Analyse: Kanzlerin ohne Koalition
Berlin (dpa) - Selten waren Koalitionsverhandlungen in Deutschland schon vor ihrem Beginn so vertrackt wie nach dieser Bundestagswahl.
Es gibt zwar einen unbestrittenen Wahlsieger, aber keinen Verlierer, der mit ihm zusammenarbeiten will. Und das, obwohl höchste Posten in Deutschland zu vergeben sind, um die sich - von außen betrachtet - eigentlich jeder Politiker reißen müsste.
Die Union von Bundeskanzlerin Angela Merkel ist wegen fünf fehlender Mandate zur absoluten Mehrheit darauf angewiesen, dass sich SPD oder Grüne ihrer „erbarmen“, wie es Bundesfinanzminister Wolfgang Schäuble (CDU) am Wahlabend etwas scherzhaft ausgedrückt hat. Nun wird die Lage aber langsam ernst.
Die SPD hat auf dem Merkel-Dampfer schon einmal Schiffbruch erlitten, als sie 2009 auf 23 Prozent geschrumpft aus der großen Koalition hervorging. Und vor allem die Grünen haben den Untergang von Merkels kleinerem Koalitionspartner FDP 2013 vor Augen. Opposition erscheint ihnen da gar kein so großer Mist zu sein, wie es Ex-SPD-Chef Franz Müntefering einmal behauptete. Die in der SPD einflussreiche NRW-Ministerpräsidentin einer rot-grünen Koalition, Hannelore Kraft, will jedenfalls keine große Koalition im Bund.

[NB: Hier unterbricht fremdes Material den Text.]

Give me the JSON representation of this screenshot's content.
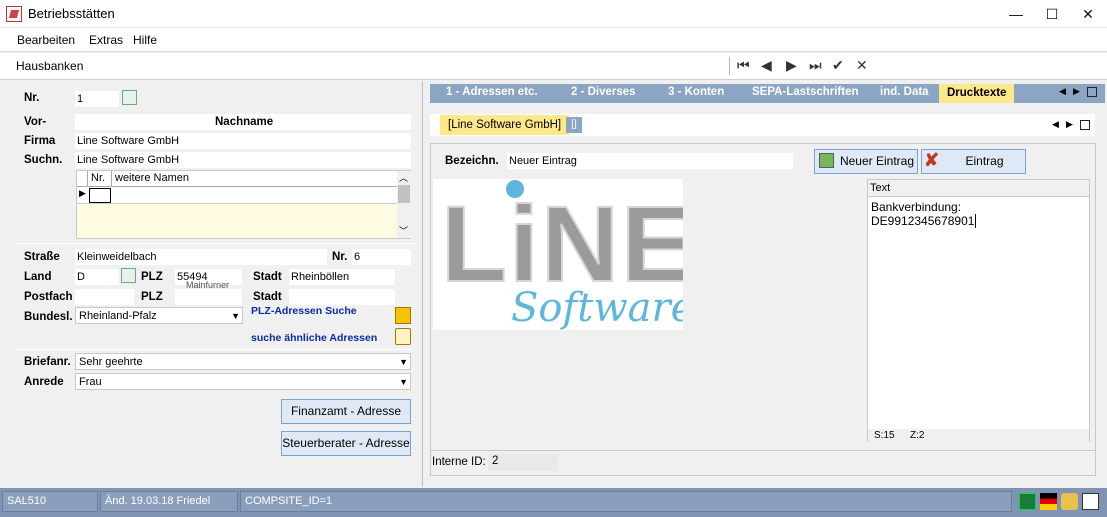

Merkel wäre diese Konstellation hingegen am liebsten. Je stabiler die Regierung, desto besser. Das ist laut Umfragen auch der Wille der Bürger. Die Kanzlerin hätte mit dann insgesamt 503 Mandaten (311 Union, 192 SPD) von 630 Sitzen keine Sorgen mehr, ob es ein paar Abweichler in ihrer eigenen Partei bei der Euro-Rettung gibt oder nicht. Auch die Energiewende - das andere höchst problematische Thema - könnte sie mit der SPD am besten angehen. Hier ist ein großer Wurf nötig, in den auch die Grünen eingebunden werden müssten.

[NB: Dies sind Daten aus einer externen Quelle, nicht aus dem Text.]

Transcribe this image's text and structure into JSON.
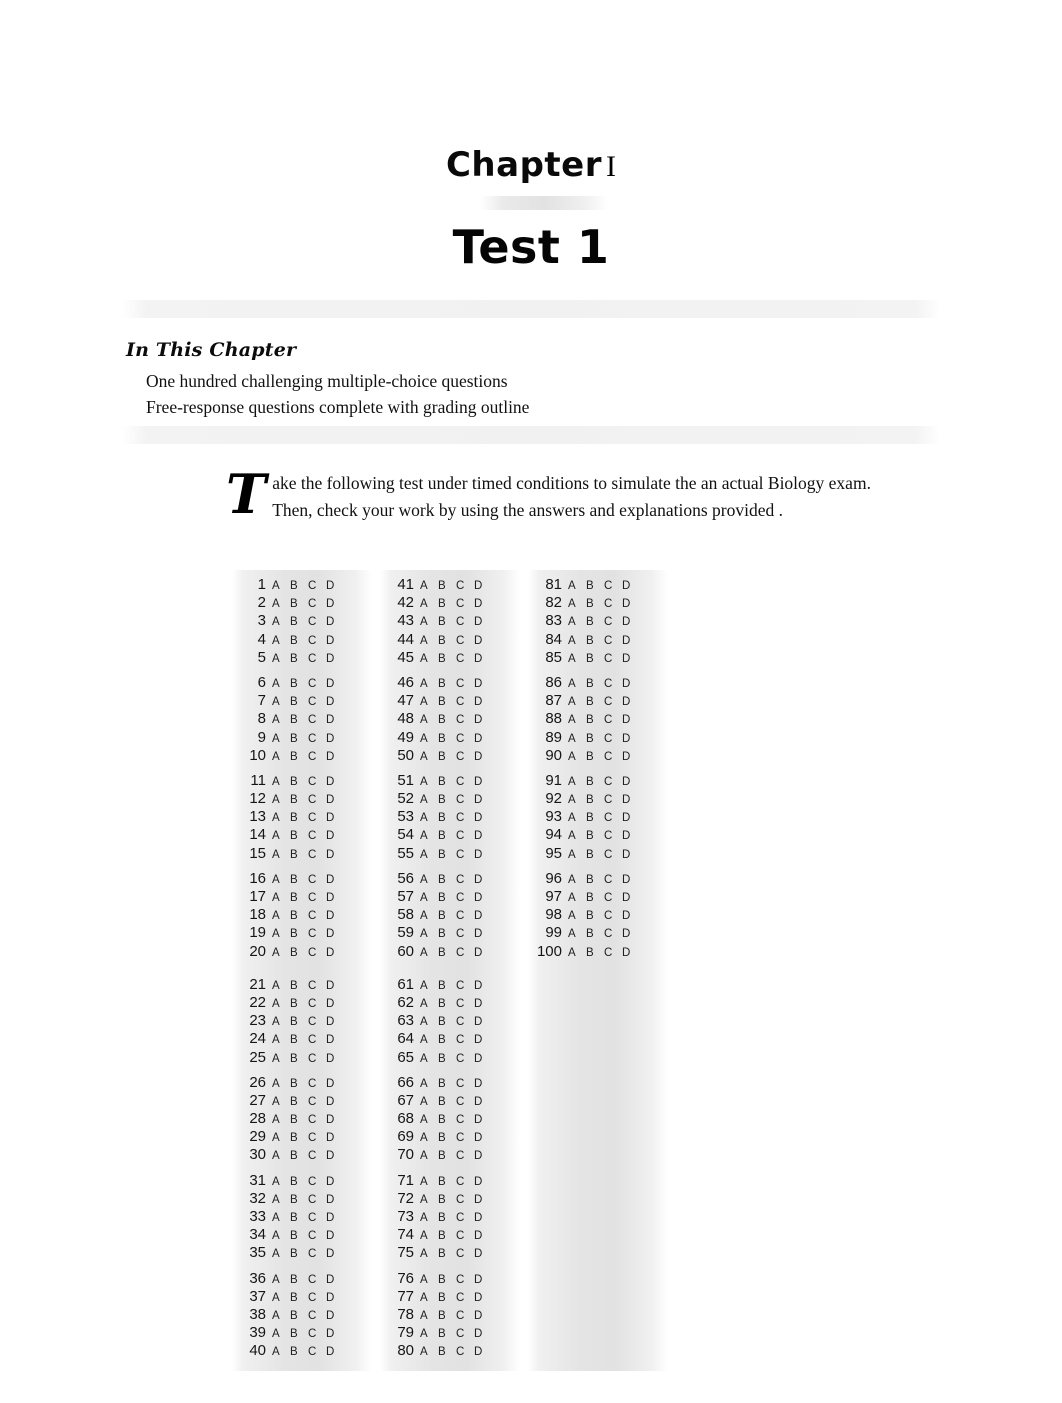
{
  "document": {
    "chapter_label": "Chapter",
    "chapter_numeral": "I",
    "test_title": "Test 1"
  },
  "in_this_chapter": {
    "heading": "In This Chapter",
    "items": [
      "One hundred challenging multiple-choice questions",
      "Free-response questions complete with grading outline"
    ]
  },
  "intro": {
    "dropcap": "T",
    "line1": "ake the following test under timed conditions to simulate the an actual  Biology exam.",
    "line2": "Then, check your work by using the answers and explanations provided ."
  },
  "answer_sheet": {
    "options": [
      "A",
      "B",
      "C",
      "D"
    ],
    "columns": [
      {
        "name": "column-1",
        "range_start": 1,
        "range_end": 40,
        "numbers": [
          1,
          2,
          3,
          4,
          5,
          6,
          7,
          8,
          9,
          10,
          11,
          12,
          13,
          14,
          15,
          16,
          17,
          18,
          19,
          20,
          21,
          22,
          23,
          24,
          25,
          26,
          27,
          28,
          29,
          30,
          31,
          32,
          33,
          34,
          35,
          36,
          37,
          38,
          39,
          40
        ]
      },
      {
        "name": "column-2",
        "range_start": 41,
        "range_end": 80,
        "numbers": [
          41,
          42,
          43,
          44,
          45,
          46,
          47,
          48,
          49,
          50,
          51,
          52,
          53,
          54,
          55,
          56,
          57,
          58,
          59,
          60,
          61,
          62,
          63,
          64,
          65,
          66,
          67,
          68,
          69,
          70,
          71,
          72,
          73,
          74,
          75,
          76,
          77,
          78,
          79,
          80
        ]
      },
      {
        "name": "column-3",
        "range_start": 81,
        "range_end": 100,
        "numbers": [
          81,
          82,
          83,
          84,
          85,
          86,
          87,
          88,
          89,
          90,
          91,
          92,
          93,
          94,
          95,
          96,
          97,
          98,
          99,
          100
        ]
      }
    ],
    "group_size": 5,
    "block_size": 20,
    "total_questions": 100
  },
  "colors": {
    "text": "#111111",
    "grid_shade": "#e4e4e4",
    "band_shade": "#f1f1f1",
    "page_background": "#ffffff"
  }
}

Doch auch wenn die SPD nur knapp 26 Prozent hat - sie muss sich sehr teuer verkaufen, um das Wagnis einer Koalition mit Merkel einzugehen. Und die Union wird mit ihren 41,5 Prozent keine Verhandlungen auf Augenhöhe führen wollen. Die gleiche Anzahl von Ministerposten im Kabinett wie 2005 werde es nicht geben, sagt einer, der damals dabei war. Es seien aber Brücken absehbar, über die Sozial- und Christdemokraten und Christsoziale gehen könnten.

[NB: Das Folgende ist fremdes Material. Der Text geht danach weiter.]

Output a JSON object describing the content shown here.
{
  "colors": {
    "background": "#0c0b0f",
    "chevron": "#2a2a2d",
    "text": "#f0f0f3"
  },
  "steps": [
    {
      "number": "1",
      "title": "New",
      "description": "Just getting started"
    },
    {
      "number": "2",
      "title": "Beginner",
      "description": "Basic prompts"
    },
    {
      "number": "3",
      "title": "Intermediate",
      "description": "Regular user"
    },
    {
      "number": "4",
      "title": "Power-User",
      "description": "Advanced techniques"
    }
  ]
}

Da ist der Mindestlohn, den die SPD gesetzlich verankern will. Merkel will das den Tarifkommissionen überlassen. Es käme vielleicht auf die Höhe der Lohnuntergrenze - die SPD will 8,50 Euro - an, bei der Merkel als Grundlage für Gewerkschaften und Arbeitgeber einschlagen würden. Thema Mietpreisbremse: Hier liegen Union und SPD nicht weit auseinander. Steuererhöhungen: Für die Union zuvor völlig ausgeschlossen und schon am dritten Tag nach der Wahl nicht mehr im Bereich des Unmöglichen. Erst einmal reden, sagen CDU-Spitzenleute. Höhere Mütterrente: Ein Versprechen der Union, die SPD ist nicht abgeneigt.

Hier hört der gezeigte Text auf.